Les droits de propriété sont clairs
En bref, il n’y a pas de droits de l’Homme qui soient séparables des droits de propriété. Le droit humain à la liberté d’expression n’est que le droit de propriété qui permet de louer une salle de réunion auprès des propriétaires, de parler à ceux qui sont prêts à écouter, d’acheter du matériel, puis d’imprimer des tracts ou des livres et de les vendre à ceux qui sont prêts à acheter. Il n’y a pas de droit supplémentaire à la liberté d’expression au-delà des droits de propriété que nous pouvons énumérer dans un cas donné. Dans tous les cas apparents de droits de l’Homme, il convient donc de trouver et d’identifier les droits de propriété concernés. Et cette procédure résoudra tout conflit apparent de droits, car les droits de propriété sont toujours précis et légalement reconnaissables.
Considérons le cas classique où la « liberté d’expression » est censée être restreinte dans « l’intérêt public » : le célèbre dicton du juge Holmes selon lequel il n’y a pas de droit de crier « au feu » dans un théâtre bondé. Holmes et ses disciples n’ont cessé d’utiliser cette illustration pour proclamer la prétendue nécessité que les droits soient relatifs et provisoires plutôt qu’absolus et éternels.

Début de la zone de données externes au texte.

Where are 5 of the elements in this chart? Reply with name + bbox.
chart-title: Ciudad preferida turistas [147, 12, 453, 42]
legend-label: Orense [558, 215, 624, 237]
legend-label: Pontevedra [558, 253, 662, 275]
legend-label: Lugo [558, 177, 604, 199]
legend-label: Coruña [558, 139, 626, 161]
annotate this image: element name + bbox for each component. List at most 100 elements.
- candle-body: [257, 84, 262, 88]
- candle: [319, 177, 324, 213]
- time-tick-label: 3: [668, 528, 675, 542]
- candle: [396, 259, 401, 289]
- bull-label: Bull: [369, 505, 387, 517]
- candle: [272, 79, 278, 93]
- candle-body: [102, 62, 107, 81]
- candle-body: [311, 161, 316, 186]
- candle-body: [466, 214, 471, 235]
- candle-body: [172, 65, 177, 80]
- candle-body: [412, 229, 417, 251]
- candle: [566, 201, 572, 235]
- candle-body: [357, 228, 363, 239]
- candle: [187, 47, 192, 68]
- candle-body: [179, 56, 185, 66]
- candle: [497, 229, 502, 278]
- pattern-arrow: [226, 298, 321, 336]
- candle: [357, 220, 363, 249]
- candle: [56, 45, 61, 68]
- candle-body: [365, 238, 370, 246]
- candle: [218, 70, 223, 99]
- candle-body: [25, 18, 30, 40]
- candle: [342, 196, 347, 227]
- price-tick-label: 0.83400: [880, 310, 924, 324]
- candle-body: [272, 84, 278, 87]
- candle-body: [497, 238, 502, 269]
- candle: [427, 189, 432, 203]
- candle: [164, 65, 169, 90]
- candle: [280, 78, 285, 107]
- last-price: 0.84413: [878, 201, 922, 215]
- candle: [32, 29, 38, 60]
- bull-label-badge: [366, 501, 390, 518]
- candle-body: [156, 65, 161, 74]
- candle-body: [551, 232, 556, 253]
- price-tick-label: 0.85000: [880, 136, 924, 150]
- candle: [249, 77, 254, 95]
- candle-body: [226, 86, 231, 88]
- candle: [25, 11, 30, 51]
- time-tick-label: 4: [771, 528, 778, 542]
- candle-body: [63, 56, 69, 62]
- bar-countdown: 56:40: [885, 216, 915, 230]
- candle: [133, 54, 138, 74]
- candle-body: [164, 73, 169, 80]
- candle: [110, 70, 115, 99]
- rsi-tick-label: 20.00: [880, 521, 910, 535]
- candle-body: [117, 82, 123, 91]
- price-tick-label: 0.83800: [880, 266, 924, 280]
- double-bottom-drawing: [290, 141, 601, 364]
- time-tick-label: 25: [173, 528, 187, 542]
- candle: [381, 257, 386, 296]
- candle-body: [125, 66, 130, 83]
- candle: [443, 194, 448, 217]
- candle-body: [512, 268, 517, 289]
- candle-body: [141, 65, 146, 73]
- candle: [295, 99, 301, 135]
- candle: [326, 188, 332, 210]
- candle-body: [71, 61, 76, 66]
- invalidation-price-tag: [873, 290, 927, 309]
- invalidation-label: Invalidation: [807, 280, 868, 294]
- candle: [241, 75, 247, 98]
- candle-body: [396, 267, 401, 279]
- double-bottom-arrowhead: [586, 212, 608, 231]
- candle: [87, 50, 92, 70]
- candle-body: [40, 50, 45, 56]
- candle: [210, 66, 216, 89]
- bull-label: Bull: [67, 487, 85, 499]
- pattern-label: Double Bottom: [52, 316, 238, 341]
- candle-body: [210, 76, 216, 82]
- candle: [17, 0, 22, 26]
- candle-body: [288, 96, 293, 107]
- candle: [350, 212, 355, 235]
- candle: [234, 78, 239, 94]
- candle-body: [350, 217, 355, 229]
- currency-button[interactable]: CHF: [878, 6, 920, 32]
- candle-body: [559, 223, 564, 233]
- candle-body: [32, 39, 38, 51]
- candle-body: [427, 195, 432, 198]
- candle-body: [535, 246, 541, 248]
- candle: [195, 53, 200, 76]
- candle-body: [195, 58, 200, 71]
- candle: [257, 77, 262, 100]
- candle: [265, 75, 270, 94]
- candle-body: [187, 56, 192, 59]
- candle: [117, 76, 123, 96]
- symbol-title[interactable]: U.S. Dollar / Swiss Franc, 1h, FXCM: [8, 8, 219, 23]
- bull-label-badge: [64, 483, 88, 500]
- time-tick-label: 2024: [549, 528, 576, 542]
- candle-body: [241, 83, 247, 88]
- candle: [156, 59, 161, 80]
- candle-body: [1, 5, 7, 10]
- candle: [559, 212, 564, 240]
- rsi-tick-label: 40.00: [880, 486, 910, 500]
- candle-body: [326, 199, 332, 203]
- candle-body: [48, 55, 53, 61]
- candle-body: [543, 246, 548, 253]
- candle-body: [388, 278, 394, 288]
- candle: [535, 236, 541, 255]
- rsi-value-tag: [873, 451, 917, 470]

Mais analysons plus avant ce problème. L’homme qui provoque une émeute en criant faussement « au feu » dans un théâtre bondé est, nécessairement, soit le propriétaire du théâtre, soit un client payant. S’il est le propriétaire, il a commis une fraude envers ses clients. Il a pris leur argent en échange d’une promesse de projection d’un film, et maintenant, au lieu de cela, il perturbe le film en criant faussement « au feu » et en interrompant la représentation. Il s’est donc déchargé de cette obligation contractuelle, en violation des droits de propriété de ses clients.
Supposons, d’autre part, que le crieur soit un client et non le propriétaire. Dans ce cas, il viole le droit de propriété du propriétaire. En tant qu’invité, il a accès à la propriété sous certaines conditions, notamment l’obligation de ne pas violer la propriété du propriétaire ou de ne pas perturber le spectacle que le propriétaire organise pour ses invités. Son acte malveillant viole donc le droit de propriété du propriétaire du théâtre et de tous les autres clients.
Si nous considérons le problème en termes de droits de propriété plutôt qu’en termes du vague droit humain de la liberté d’expression, nous voyons qu’il n’y a pas de conflit et qu’il n’est pas nécessaire de limiter ou de restreindre les droits de quelque manière que ce soit. Les droits de l’individu sont toujours éternels et absolus, mais ce sont des droits de propriété. L’individu qui crie malicieusement « au feu » dans un théâtre bondé est un criminel, non pas parce que son soi-disant droit à la liberté d’expression doit être restreint de façon pragmatique au nom du « bien public » ; il est un criminel parce qu’il a clairement et manifestement violé le droit de propriété d’une autre personne.